Critics have questioned the Harvard scholars’ findings. Teachers argue there is no way they could isolate the impact of teaching itself from other factors affecting children’s learning, particularly such things as the family background of the students, the impact of poverty, racial segregation, even class size.
Rothstein at Berkeley suggested that sorting plays a big role in their results: better-ranked teachers got better students. Other studies found teachers’ scores jump around a lot from year to year, putting their value into question. Rockoff, Chetty and Friedman have defended their results.
In this heated debate, however, it is important not to lose sight of Goodhart’s Law. Most of these studies measured the impact of test scores when tests carried little weight for teachers’ future careers. But what happens when tests determine whether a teacher gets a bonus or keeps his or her job?
From Atlanta to El Paso, school officials have been accused of cheating to improve their standing on test scores.
Fraud is not the only concern. In one study, schools forced to improve grades by the No Child Left Behind law were found to have focused on helping children who were at the cusp of proficiency. They had no incentive to address those comfortably above the cut or those with little hope of gaining enough in the short term.
A survey of teachers at a school district in the Southwest that awarded bonuses based on test scores found that many tried to avoid both gifted students and those not yet proficient in English whose grades were tough to improve. Others employed “drill and kill” strategies to ensure their students nailed the tests.
Education reformers acknowledge the challenge but argue that should not stand in the way of rigorous assessments.
“Any time you perform an evaluation you must worry about unintended side effects,” said Joel Klein, former chancellor of New York City schools, who famously battled the teachers’ union. “But the absence of evaluation is totally unacceptable.”
High-stakes tests can encourage bad behavior. But they encourage good behavior, too. A study of public schools in Florida found that schools did focus on low-performing students, lengthened the time devoted to teaching, gave teachers more resources and tried to improve the learning environment.
Supporters like Klein point out that value-added scores should not only serve to penalize or reward teachers but also provide feedback to help them improve. Test-based metrics should be leavened with other inputs, from principals, peers and even students. And better tests under the Common Core education standards will lead to better assessments.
“If the evaluation is to have any meaning, it must have stakes,” said James Liebman of Columbia Law School, who served as the chief accountability officer of the New York Education Department under Klein. “But the stakes can be inflexible - like there’s a rigid line after which you’ll fall off - or flexible, as in, ‘We’ll see where you compare to others and have a conversation.’”

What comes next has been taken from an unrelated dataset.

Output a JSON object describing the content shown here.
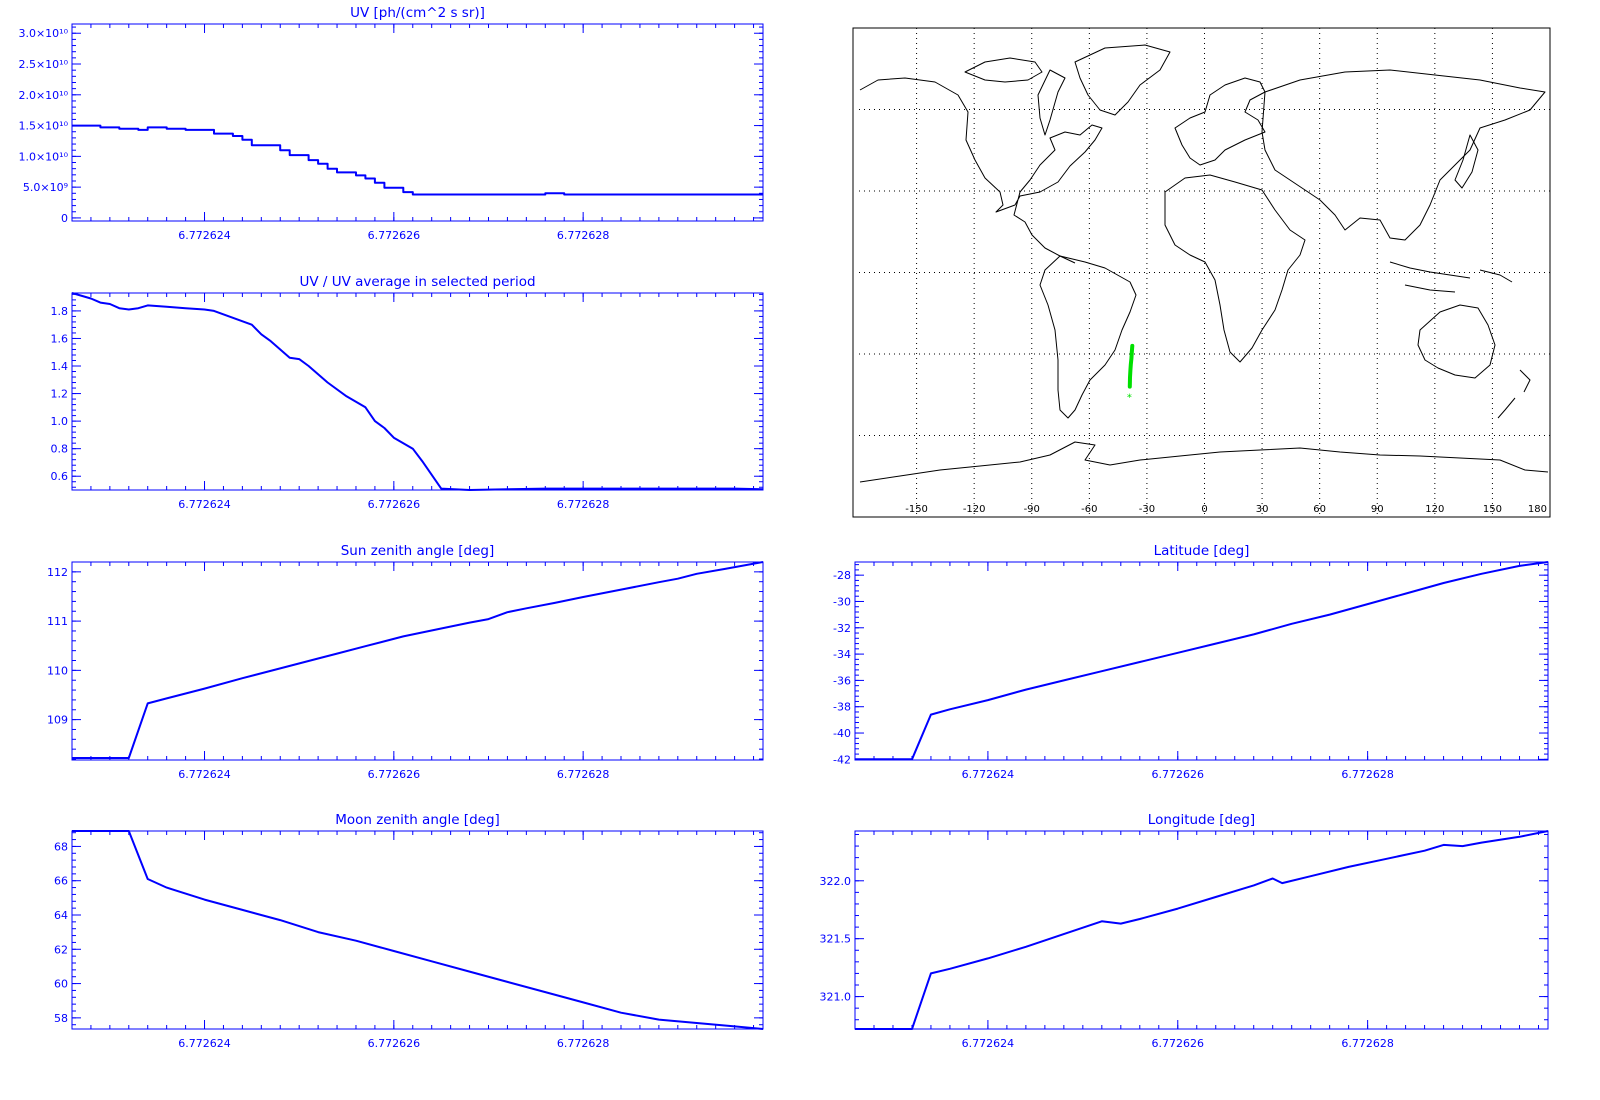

Will schools sink in a sea of unintended consequences? Rockoff doesn’t think so. He offers one precondition for success: “The obvious answer is, do not put too much weight on any single measure.”
At the Education Department, officials say the new measures are just about helping teachers and principals improve.
Brad Jupp, a special adviser to Secretary Arne Duncan, compares the anxiety about the adoption of new evaluation tools to the uncertainty in the 1940s over what would happen if the sound barrier was broken. Some people thought it would destroy the plane. Others thought the plane would accelerate to a million miles per hour. When Chuck Yeager finally broke it in 1947, neither happened.
“There is this experience of breaking the sound barrier together,” Jupp said, “that is valuable for both sides.”